Under the guidelines, the compensation for a "lower range" soft tissue neck injury, or whiplash, has gone up to €15,700, a rise of €1,300. Claims for whiplash can tend to be exaggerated, as they are very difficult to disprove.
Awards for an ankle fracture are now at €54,700. This is almost €20,000 higher than the last set of guidelines, or a rise of 55pc.
The new guidelines are outlined in what is known as the book of quantum, a general guide to the compensation awarded for various types of injuries.
The State body that assesses personal injuries claims - the Injuries Board - must refer to it in all its evaluations for personal injury claims. But judges only have to "have regard" to the book of quantum, and are free to ignore it.
The Injuries Board, which assesses injuries claims unless they are settled directly by insurers or released to be heard in court, has undertaken the updating of the book.
Its chief executive, Conor O'Brien, defended the rise in 35 categories of injuries, stressing that another 35 either dropped or were unchanged from the last book of quantum which was published 12 years ago.
"The revised book of quantum is not inflationary. It reflects current awards made by the Injuries Board, in the courts and settlements by insurers. It should not create any inflation in the settlement of claims," he said.
Mr O'Brien said the hope was the changes would make it more attractive for claimants to use the Injuries Board and avoid going to court, where legal costs can represent more than half the value of the award.

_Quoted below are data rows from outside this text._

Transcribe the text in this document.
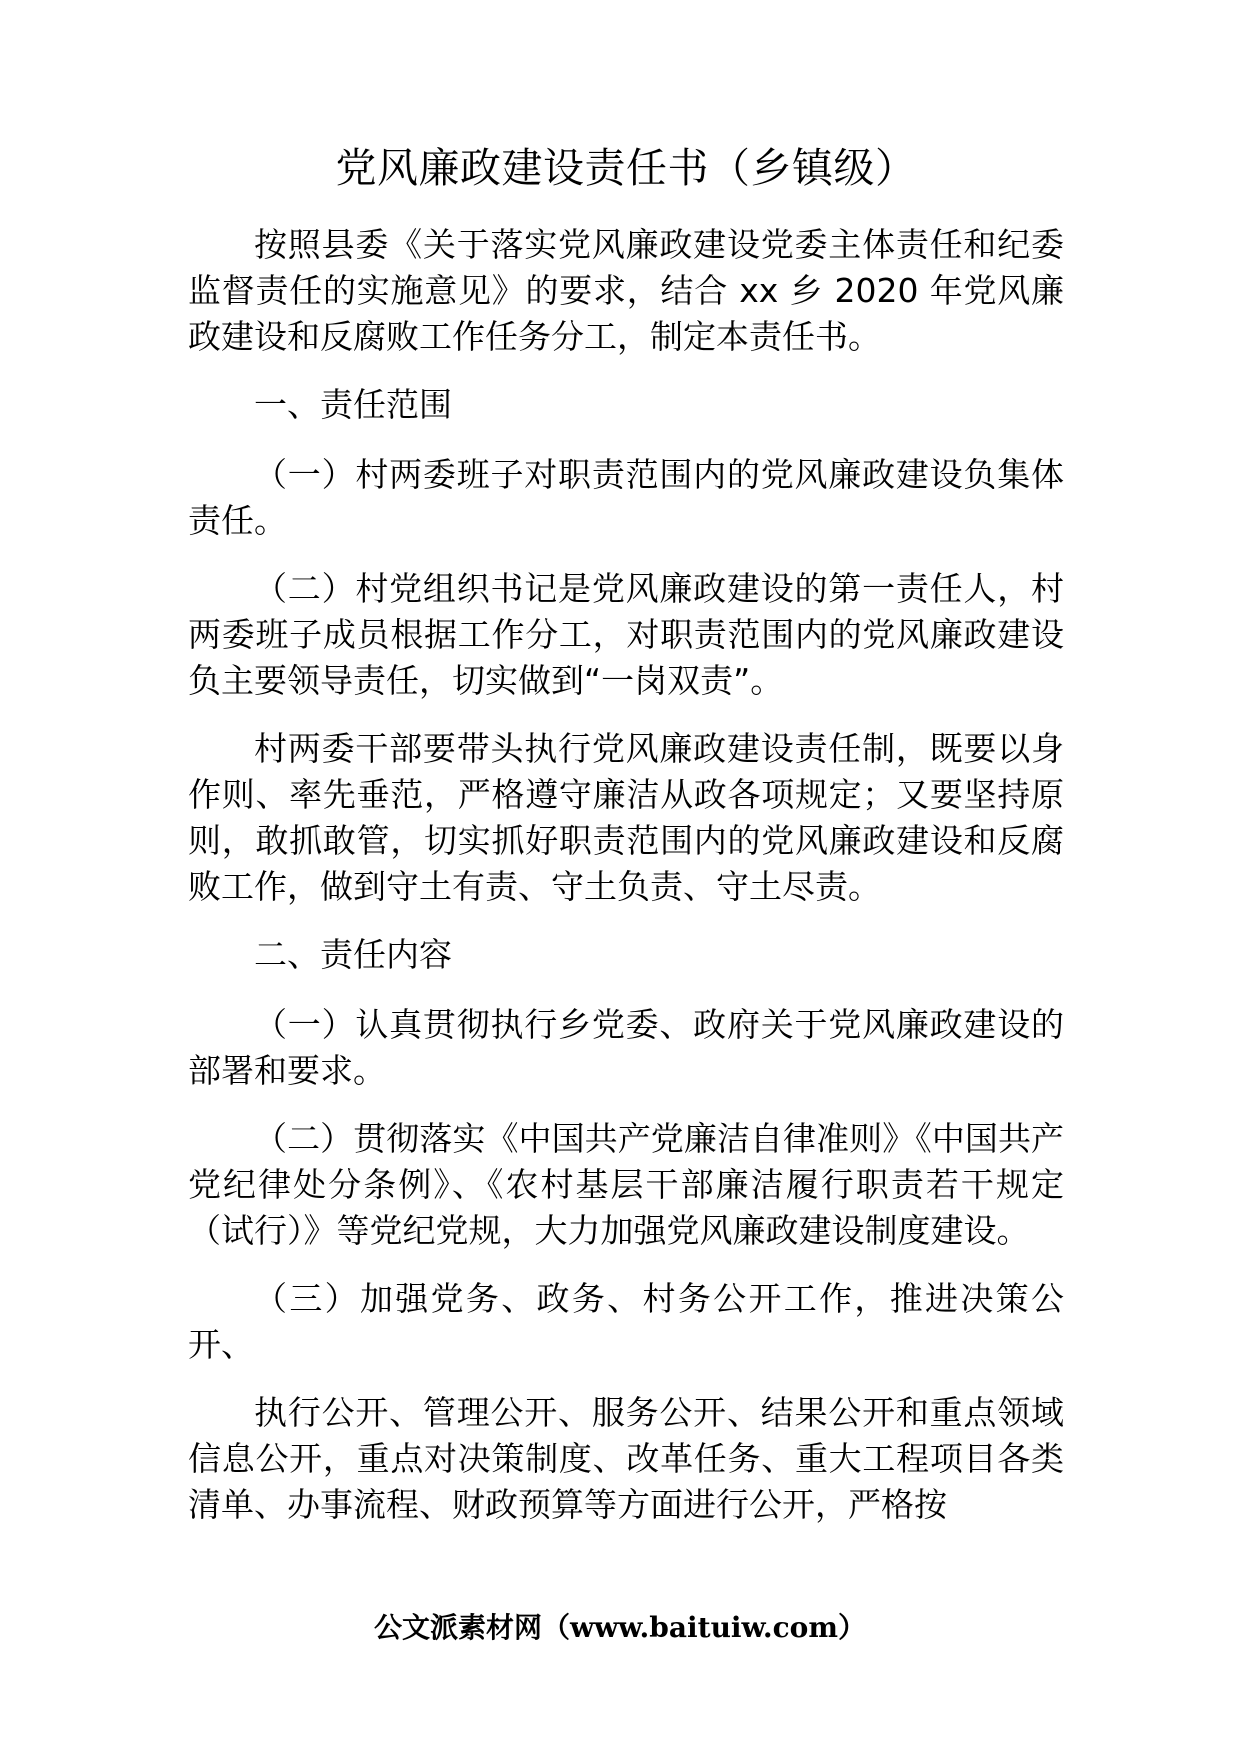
党风廉政建设责任书（乡镇级）

按照县委《关于落实党风廉政建设党委主体责任和纪委监督责任的实施意见》的要求，结合 xx 乡 2020 年党风廉政建设和反腐败工作任务分工，制定本责任书。

一、责任范围

（一）村两委班子对职责范围内的党风廉政建设负集体责任。

（二）村党组织书记是党风廉政建设的第一责任人，村两委班子成员根据工作分工，对职责范围内的党风廉政建设负主要领导责任，切实做到“一岗双责”。

村两委干部要带头执行党风廉政建设责任制，既要以身作则、率先垂范，严格遵守廉洁从政各项规定；又要坚持原则，敢抓敢管，切实抓好职责范围内的党风廉政建设和反腐败工作，做到守土有责、守土负责、守土尽责。

二、责任内容

（一）认真贯彻执行乡党委、政府关于党风廉政建设的部署和要求。

（二）贯彻落实《中国共产党廉洁自律准则》《中国共产党纪律处分条例》、《农村基层干部廉洁履行职责若干规定（试行）》等党纪党规，大力加强党风廉政建设制度建设。

（三）加强党务、政务、村务公开工作，推进决策公开、

执行公开、管理公开、服务公开、结果公开和重点领域信息公开，重点对决策制度、改革任务、重大工程项目各类清单、办事流程、财政预算等方面进行公开，严格按

公文派素材网（www.baituiw.com）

But the chief executive of the Irish Brokers' Association, Ciaran Phelan, said the overall rise in a large number of suggested awards may lead to increases in claims costs.
"It's unfortunate to see a rise in suggested minor soft-tissue compensation award amounts, such as minor whiplash injury, which are already among the highest in Europe and at a time when the UK is looking to eliminate these altogether."
And retailers have been facing an unprecedented level of personal injury claims over the past 12 months, with over one-third having faced at least one new claim in the last year, industry body RGDATA said.
Pay-outs in this country are three times higher for whiplash than the UK. But Mr O'Brien said it was not within the statutory remit of the Injuries Board to benchmark award levels here with other countries. That was a matter for the Government, he indicated. Judges were briefed on the book of quantum in the summer.